Darbeci zihniyetin laik ve demokratik Cumhuriyet paradoksu

Ali Osman Sezer / Zonguldak Bülent Ecevit Üniversitesi
9.04.2021

Cumhuriyet tarihinde 60 darbesiyle başlayan bu faaliyetin tüm fenomenleri cumhuriyeti ortadan kaldırmaya matuftur. Laik, demokratik cumhuriyet ve Atatürk parolasıyla hareket eden bu algının bu kelimelere verdiği manayı kendilerinden başka kimsenin bilmesi mümkün de değil. Demokratik cumhuriyetin kavramsal anlamını bile egemenlik heveslerini sınırlamak olarak gören bu zihniyet, bu kavramları içi boşaltılmış slogan haline dönüştürerek, emperyalizmin modern sömürü aygıtı olan darbelerin sloganı olarak kullanıyor. Kendisi işgal edilmiş, olan bu vatanı ve milleti savunamaz.

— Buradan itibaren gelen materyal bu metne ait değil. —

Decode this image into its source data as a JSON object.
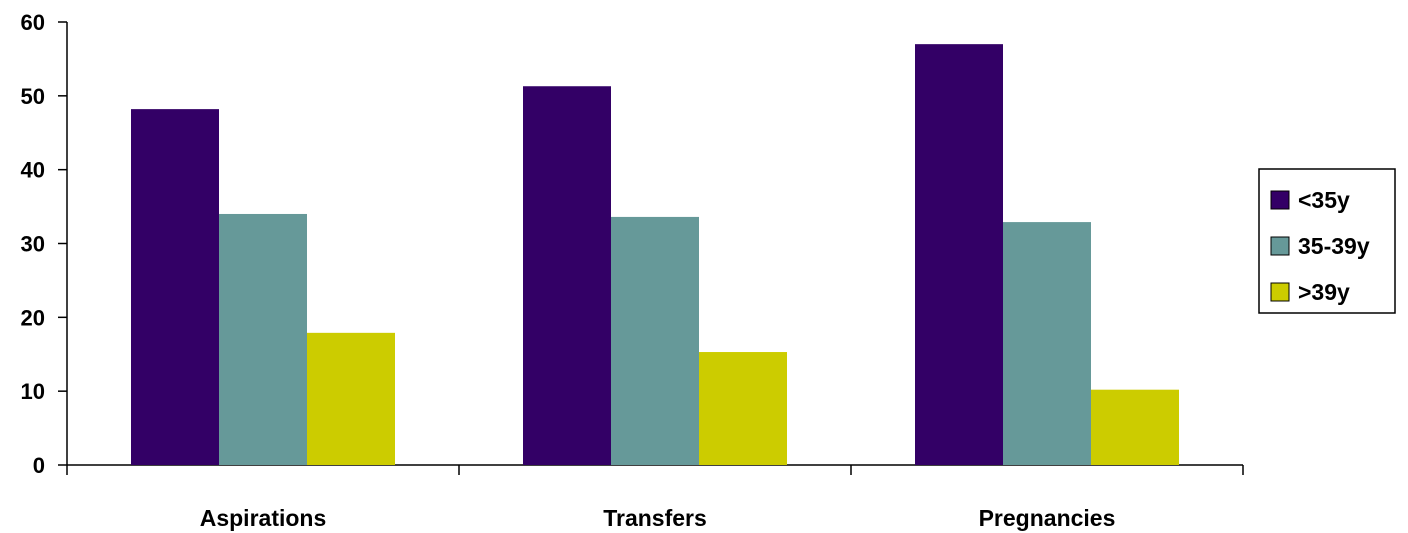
{
  "chart_data": {
    "type": "bar",
    "title": "",
    "xlabel": "",
    "ylabel": "",
    "categories": [
      "Aspirations",
      "Transfers",
      "Pregnancies"
    ],
    "series": [
      {
        "name": "<35y",
        "color": "#330066",
        "values": [
          48.2,
          51.3,
          57.0
        ]
      },
      {
        "name": "35-39y",
        "color": "#669999",
        "values": [
          34.0,
          33.6,
          32.9
        ]
      },
      {
        "name": ">39y",
        "color": "#cccc00",
        "values": [
          17.9,
          15.3,
          10.2
        ]
      }
    ],
    "ylim": [
      0,
      60
    ],
    "yticks": [
      "0",
      "10",
      "20",
      "30",
      "40",
      "50",
      "60"
    ],
    "grid": false,
    "legend": "right"
  }
}
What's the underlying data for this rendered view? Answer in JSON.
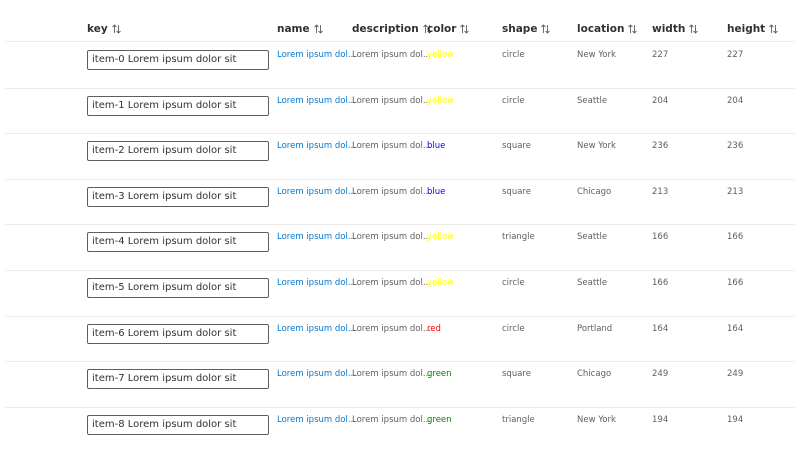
{
  "table": {
    "headers": [
      "key",
      "name",
      "description",
      "color",
      "shape",
      "location",
      "width",
      "height"
    ],
    "rows": [
      [
        "item-0 Lorem ipsum dolor sit",
        "Lorem ipsum dol...",
        "Lorem ipsum dol...",
        "yellow",
        "circle",
        "New York",
        227,
        227
      ],
      [
        "item-1 Lorem ipsum dolor sit",
        "Lorem ipsum dol...",
        "Lorem ipsum dol...",
        "yellow",
        "circle",
        "Seattle",
        204,
        204
      ],
      [
        "item-2 Lorem ipsum dolor sit",
        "Lorem ipsum dol...",
        "Lorem ipsum dol...",
        "blue",
        "square",
        "New York",
        236,
        236
      ],
      [
        "item-3 Lorem ipsum dolor sit",
        "Lorem ipsum dol...",
        "Lorem ipsum dol...",
        "blue",
        "square",
        "Chicago",
        213,
        213
      ],
      [
        "item-4 Lorem ipsum dolor sit",
        "Lorem ipsum dol...",
        "Lorem ipsum dol...",
        "yellow",
        "triangle",
        "Seattle",
        166,
        166
      ],
      [
        "item-5 Lorem ipsum dolor sit",
        "Lorem ipsum dol...",
        "Lorem ipsum dol...",
        "yellow",
        "circle",
        "Seattle",
        166,
        166
      ],
      [
        "item-6 Lorem ipsum dolor sit",
        "Lorem ipsum dol...",
        "Lorem ipsum dol...",
        "red",
        "circle",
        "Portland",
        164,
        164
      ],
      [
        "item-7 Lorem ipsum dolor sit",
        "Lorem ipsum dol...",
        "Lorem ipsum dol...",
        "green",
        "square",
        "Chicago",
        249,
        249
      ],
      [
        "item-8 Lorem ipsum dolor sit",
        "Lorem ipsum dol...",
        "Lorem ipsum dol...",
        "green",
        "triangle",
        "New York",
        194,
        194
      ]
    ]
  }
}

Darbeci zihniyetin laik ve demokratik Cumhuriyet paradoksu

Genellikle taş ve madenler üzerinden adlandırdığımız ilk cağları, düşüncenin gelişimi üzerinden okuduğumuzda topluma büyük katkısı olan kahramanların, gerçekliğinden kopartılarak tanrısallaştırıldığı efsanevi mitolojik dönem, bu tanrılara övgüleri dillendirerek onların kutsallığını pekiştiren epik dönem, niçin ve neden sorularının öne çıkarak, hakikatin merak konusu olduğu felsefi dönem olarak ifade etmek de mümkündür. Felsefenin bu ilk formu ahlak, bilim, sanat ve tüm akletme eylemleriyle günümüze kadar gelen önermeleri ile varlığını sürdürüyor. Ancak bu durum mitolojik ve epik dönemin sona erdiği anlamına gelmiyor, aksine mitolojik ve epik dönem tarih boyunca felsefi düşüncenin karşısında varlığını sürdürmüştür. Bu yazının konusu olan ve özellikle Türkiye'de milletin haiz olduğu tüm değerlere karşı ve onun devletine karşı en büyük tehdit olan darbeci zihniyetin, bu vatanın ve milletin gerçekliğinden bağı kopartılmış, tamamen mitolojik bir din algısıyla işgal edilmiş bir zihne sahip olduğu anlaşılıyor.

İşgalci irade

Darbeci zihniyet işgalci bir iradenin dayatımıyla milletin değerlerini değersizleştiren ve onunla mücadeleyi kutsayan bir algıyla hareket ediyor. Bunun için ise gerçek anlamıyla milletin sahip olduğu değerleri mitolojik içeriklerle mistize edip kavramsal olarak anlaşılmaz hale getirdiği sloganik algılara yaslanıyor. Böylece kavram, gerçek anlamını kaybedip tapınılıp itaat edilmesi gereken bir ayin aracına dönüştürülüyor. Artık sosyal hayat bu ayine katılan ve katılmayanlar arasındaki fay hattı üzerinden emperyalizmin ideal ortamını kurmuş oluyor. Bu mistik anlayış devleti milletten ayrı, halkın anlayamayacağı, sadece sırlarını kendilerinin bildiği bir kutsal varlık olarak tasavvur eder ve milletle ilişkileri de milleti bu kutsal varlığa itaat eden nesnelere dönüştürüp kimliksizleştirmektir.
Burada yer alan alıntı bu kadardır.